Funnily enough, a few moments after he left, another TC passed by our bunk. And this guy seemed to know what the hell he was doing. Once again both H and R assailed him, pleading for another seat. He told them to hang on and he disappeared. In about 20 min, he came back with the best news possible – he had 3 bunks in a berth in one of the cars up ahead!
We all shrieked and then grabbed our carry-on bags and headed up the 3 cars to our new seats. The TC even got one of the many train boys in red-striped shirts to come and move the giant-sized, completely overstuffed suitcase – which, incidentally, should have been left at home and another, much smaller and lighter case should have been brought along for all of the travelling we would be doing over the next 2 weeks, as hardly any of the stuff that was packed in that monstrosity of a suitcase was ever taken out.
The new berth was fantastic.
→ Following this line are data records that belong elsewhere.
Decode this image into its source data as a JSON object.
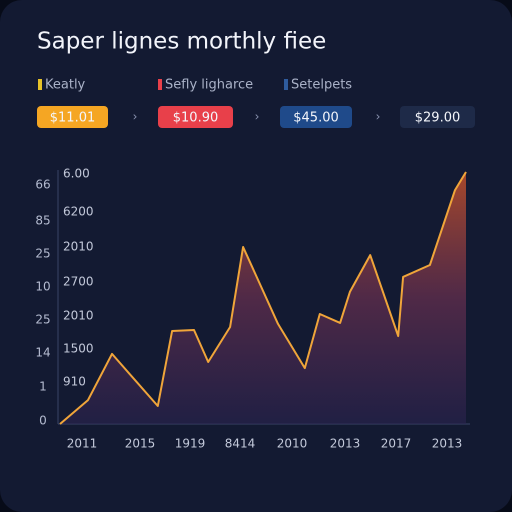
{
  "header": {
    "title": "Saper lignes morthly fiee"
  },
  "legend": [
    {
      "label": "Keatly",
      "color": "#e6c229"
    },
    {
      "label": "Sefly ligharce",
      "color": "#e8404a"
    },
    {
      "label": "Setelpets",
      "color": "#2f5c9e"
    }
  ],
  "pills": [
    {
      "label": "$11.01",
      "color": "#f5a623"
    },
    {
      "label": "$10.90",
      "color": "#e8404a"
    },
    {
      "label": "$45.00",
      "color": "#1f4a8a"
    },
    {
      "label": "$29.00",
      "color": "#1e2a48"
    }
  ],
  "chart_data": {
    "type": "area",
    "color": "#f0a53a",
    "x": [
      0,
      6.9,
      12.8,
      24.1,
      27.6,
      33.0,
      36.5,
      41.9,
      45.1,
      53.7,
      60.3,
      64.0,
      69.0,
      71.4,
      76.4,
      83.3,
      84.5,
      91.1,
      97.3,
      100
    ],
    "values": [
      0,
      9.4,
      27.6,
      7.1,
      36.6,
      37.0,
      24.4,
      38.2,
      69.7,
      39.4,
      22.0,
      43.3,
      39.8,
      52.0,
      66.5,
      34.6,
      57.9,
      62.6,
      92.1,
      99.2
    ],
    "xlim": [
      0,
      100
    ],
    "ylim": [
      0,
      100
    ],
    "x_axis_labels": [
      "2011",
      "2015",
      "1919",
      "8414",
      "2010",
      "2013",
      "2017",
      "2013"
    ],
    "y_axis_labels_outer": [
      "66",
      "85",
      "25",
      "10",
      "25",
      "14",
      "1",
      "0"
    ],
    "y_axis_labels_inner": [
      "6.00",
      "6200",
      "2010",
      "2700",
      "2010",
      "1500",
      "910"
    ]
  }
}
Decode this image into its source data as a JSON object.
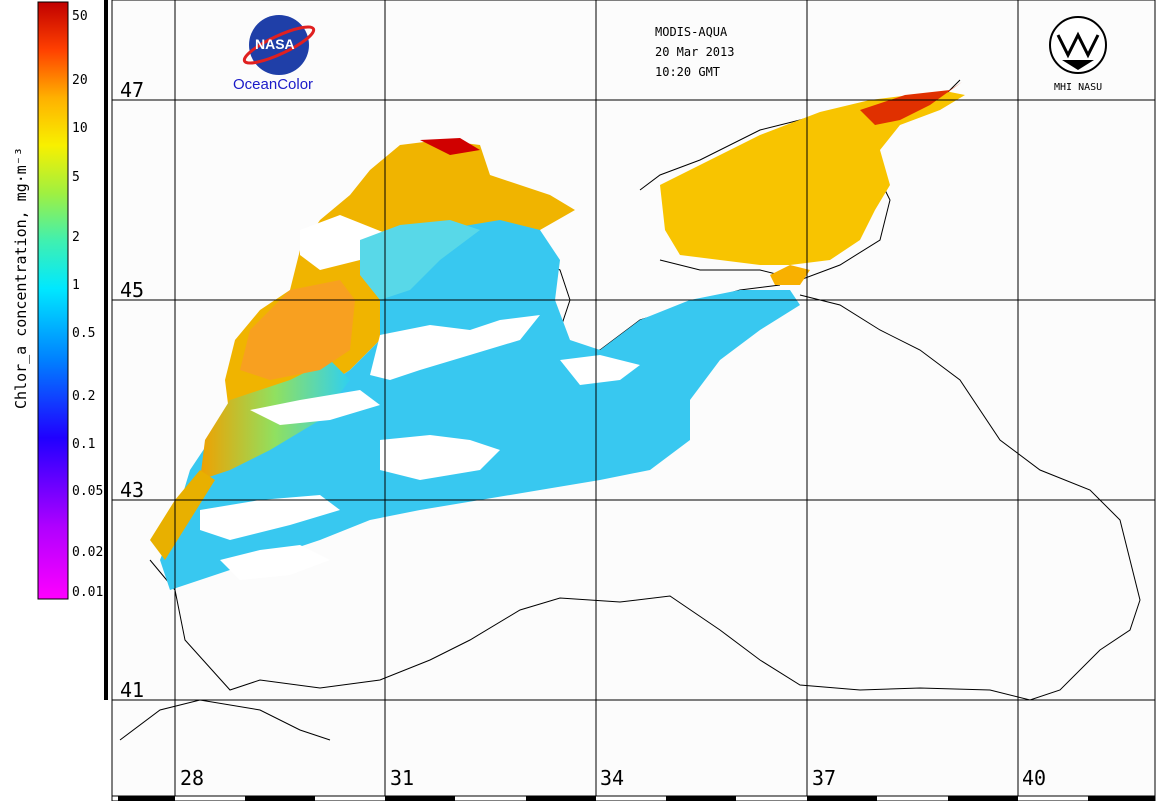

It seemed a much newer and bigger and airier car than the previous one, and not half as crowded, either. The berth was occupied by an elderly Sardar and his wife and another Indian chap, who must have been an important guy as he kept getting phone calls about every two minutes for most of the night. And, just to show you the hospitable nature of Indians, they welcomed us with open arms into their quite little space aboard the train – not even complaining when the giant-sized, completely overstuffed suitcase took up all the room on the floor!
So we settled in quite nicely in our new lodgings – just like all the other times I’ve travelled the Rajdhani. We talked and laughed and ate our faces off. And to top it off, I had the best sleep I’ve ever had on a train in India.